Fuel Prices in Cape Verde: What You Pay at the Pump and Why
Drivers in Cape Verde currently pay about $1.684 per liter for gasoline, which works out to roughly $6.37 per US gallon. In local terms that is around 163.0 CVE per liter. Diesel is a little cheaper at about $1.415 per liter. Compared with the global average of $1.484 per liter, Cape Verde sits clearly on the expensive side, ranking 113th out of 170 countries tracked (where rank 1 is the cheapest). For a small Atlantic archipelago that imports every drop of its fuel, that premium is no surprise.

Why Cape Verde's fuel costs more than the world average
Cape Verde produces no crude oil and has no refineries. All gasoline and diesel arrive by tanker, mostly as refined product, and are then distributed across ten islands. That logistics chain - ocean freight, storage on multiple islands, and inter-island shipping - layers cost onto every liter long before it reaches a pump. Island economies almost always pay more for energy than mainland ones for exactly this reason; you can see the same pattern in other island markets like the Seychelles and the Cayman Islands.
The second big factor is taxation and regulation. Cape Verde's pump prices are set administratively by the national regulator (ARME) rather than floating freely day to day, and they bundle in import duties, VAT, and excise levies. These taxes are a deliberate revenue tool: with limited domestic industry, the government leans on consumption-based taxes, and fuel is an easy, reliable base. The flip side is that the state usually does not subsidize fuel the way some oil-producing nations do, so consumers absorb close to the full landed cost plus tax.
The currency angle
The Cape Verdean escudo (CVE) is pegged to the euro at a fixed rate, which in turn means it moves against the US dollar however the euro does. When the dollar strengthens against the euro, dollar-denominated crude becomes more expensive for the escudo to buy, nudging local prices up even when global oil is flat. This euro link gives Cape Verde more price stability than countries with free-floating currencies, but it also imports euro-zone exchange-rate swings directly into the cost of a tank of gas.

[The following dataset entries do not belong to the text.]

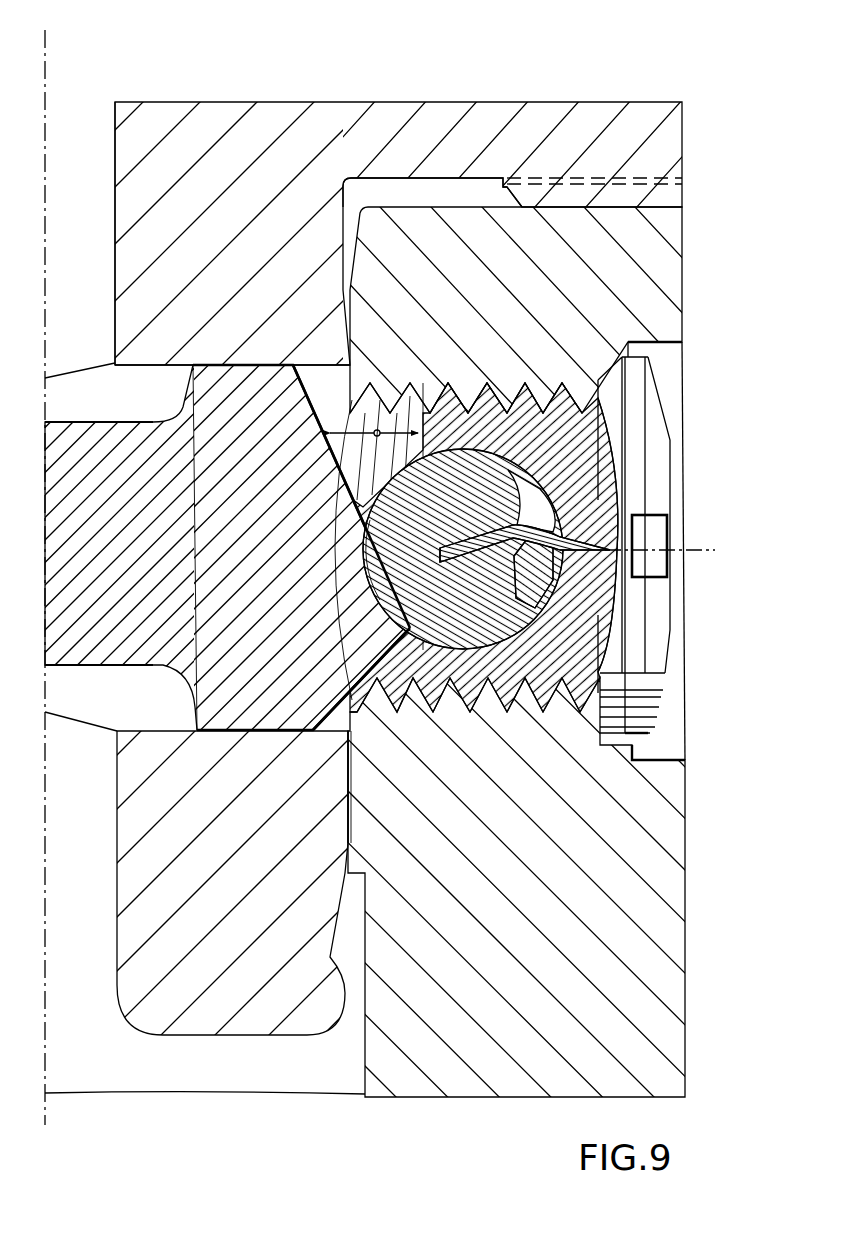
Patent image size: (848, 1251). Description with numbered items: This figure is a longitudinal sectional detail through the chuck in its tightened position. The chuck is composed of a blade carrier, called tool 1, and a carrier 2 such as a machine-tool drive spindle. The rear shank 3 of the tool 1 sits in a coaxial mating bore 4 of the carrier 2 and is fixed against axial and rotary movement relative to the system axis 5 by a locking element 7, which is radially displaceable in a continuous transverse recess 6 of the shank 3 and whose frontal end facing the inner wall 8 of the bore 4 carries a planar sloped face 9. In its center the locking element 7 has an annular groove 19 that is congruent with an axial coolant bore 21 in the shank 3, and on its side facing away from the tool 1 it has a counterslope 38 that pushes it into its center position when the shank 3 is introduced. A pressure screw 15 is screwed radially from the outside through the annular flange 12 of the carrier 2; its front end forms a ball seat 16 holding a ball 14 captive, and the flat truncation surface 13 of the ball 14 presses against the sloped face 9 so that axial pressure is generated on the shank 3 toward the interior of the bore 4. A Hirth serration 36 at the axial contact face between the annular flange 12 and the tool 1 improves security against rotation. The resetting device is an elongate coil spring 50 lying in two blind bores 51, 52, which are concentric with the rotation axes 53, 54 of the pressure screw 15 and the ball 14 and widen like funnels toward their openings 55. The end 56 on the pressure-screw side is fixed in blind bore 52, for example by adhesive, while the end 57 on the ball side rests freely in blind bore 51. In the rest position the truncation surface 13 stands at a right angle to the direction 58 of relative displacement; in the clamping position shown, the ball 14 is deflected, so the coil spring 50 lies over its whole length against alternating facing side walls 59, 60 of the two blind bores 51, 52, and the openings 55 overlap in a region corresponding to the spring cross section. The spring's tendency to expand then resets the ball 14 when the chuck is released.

The tool 1 is at (665, 100).
The carrier 2 is at (690, 990).
The shank 3 is at (228, 1020).
The mating bore 4 is at (354, 823).
The system axis 5 is at (47, 44).
The transverse recess 6 is at (336, 394).
The locking element 7 is at (247, 361).
The inner wall 8 is at (345, 806).
The sloped face 9 is at (322, 410).
The annular flange 12 is at (672, 877).
The truncation surface 13 is at (362, 543).
The ball 14 is at (357, 499).
The pressure screw 15 is at (636, 428).
The ball seat 16 is at (509, 459).
The annular groove 19 is at (131, 419).
The coolant bore 21 is at (112, 131).
The Hirth serration 36 is at (668, 198).
The counterslope 38 is at (335, 716).
The coil spring 50 is at (557, 507).
The blind bore 51 is at (590, 576).
The blind bore 52 is at (522, 508).
The rotation axis 53 is at (686, 548).
The rotation axis 54 is at (386, 600).
The openings 55 is at (580, 500).
The end 56 is at (668, 565).
The end 57 is at (440, 546).
The direction of relative displacement 58 is at (381, 410).
The side wall 59 is at (590, 506).
The side wall 60 is at (527, 547).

What the price history tells us
Over the period from July 2016 to June 2026, gasoline in Cape Verde averaged about $1.328 per liter. The cheapest it ever got was $0.824 per liter on 4 May 2020 - the depth of the COVID-19 demand collapse, when global crude briefly cratered. The most expensive was $1.97 per liter on 6 June 2022, during the post-pandemic energy crunch and the spike that followed Russia's invasion of Ukraine. Today's $1.684 sits above the decade average but well below that 2022 peak, suggesting prices have eased from crisis highs without returning to the cheap pandemic floor.

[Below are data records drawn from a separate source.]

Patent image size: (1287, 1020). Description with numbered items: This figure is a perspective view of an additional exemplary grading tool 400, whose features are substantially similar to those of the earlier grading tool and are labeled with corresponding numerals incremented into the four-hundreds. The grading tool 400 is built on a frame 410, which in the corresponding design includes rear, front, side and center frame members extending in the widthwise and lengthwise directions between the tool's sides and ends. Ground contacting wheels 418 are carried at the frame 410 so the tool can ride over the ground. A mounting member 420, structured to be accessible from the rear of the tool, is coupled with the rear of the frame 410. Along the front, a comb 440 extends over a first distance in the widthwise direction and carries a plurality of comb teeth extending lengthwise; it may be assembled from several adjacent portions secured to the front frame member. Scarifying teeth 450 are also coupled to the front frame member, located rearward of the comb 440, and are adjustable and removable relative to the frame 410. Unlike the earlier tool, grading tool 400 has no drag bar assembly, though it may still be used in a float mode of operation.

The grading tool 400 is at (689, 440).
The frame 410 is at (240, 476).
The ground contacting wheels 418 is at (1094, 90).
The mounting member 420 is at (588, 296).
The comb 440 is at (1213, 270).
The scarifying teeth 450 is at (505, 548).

The roughly $1.15 gap between the all-time low and high shows just how exposed an import-dependent island is to world markets. With no domestic production to cushion shocks and a regulated price that tracks landed costs, Cape Verde's drivers feel global swings almost in full - softened only slightly by the euro peg's stability.
How Cape Verde compares
At $1.684 per liter, Cape Verde is pricier than many large mainland markets. For contrast, oil-rich and lightly taxed economies sit far lower, while European countries with heavy fuel taxes - such as Bulgaria - can run close to or above Cape Verde's level. Among African markets, prices vary widely; South Africa offers a useful regional benchmark. To see where any country lands, browse the full table of world fuel prices.

FAQ
Why is gas so expensive in Cape Verde?
Cape Verde imports all of its fuel by sea and distributes it across ten islands, adding heavy logistics costs. On top of that, the government applies import duties, VAT, and excise taxes, and generally does not subsidize fuel - so drivers pay close to the full landed cost plus tax.
How much is gasoline per gallon in Cape Verde?
Gasoline costs about $6.37 per US gallon, equivalent to roughly $1.684 per liter, or around 163.0 CVE per liter.
Is diesel cheaper than gasoline in Cape Verde?
Yes. Diesel runs about $1.415 per liter versus $1.684 per liter for gasoline, a difference largely driven by how each fuel is taxed.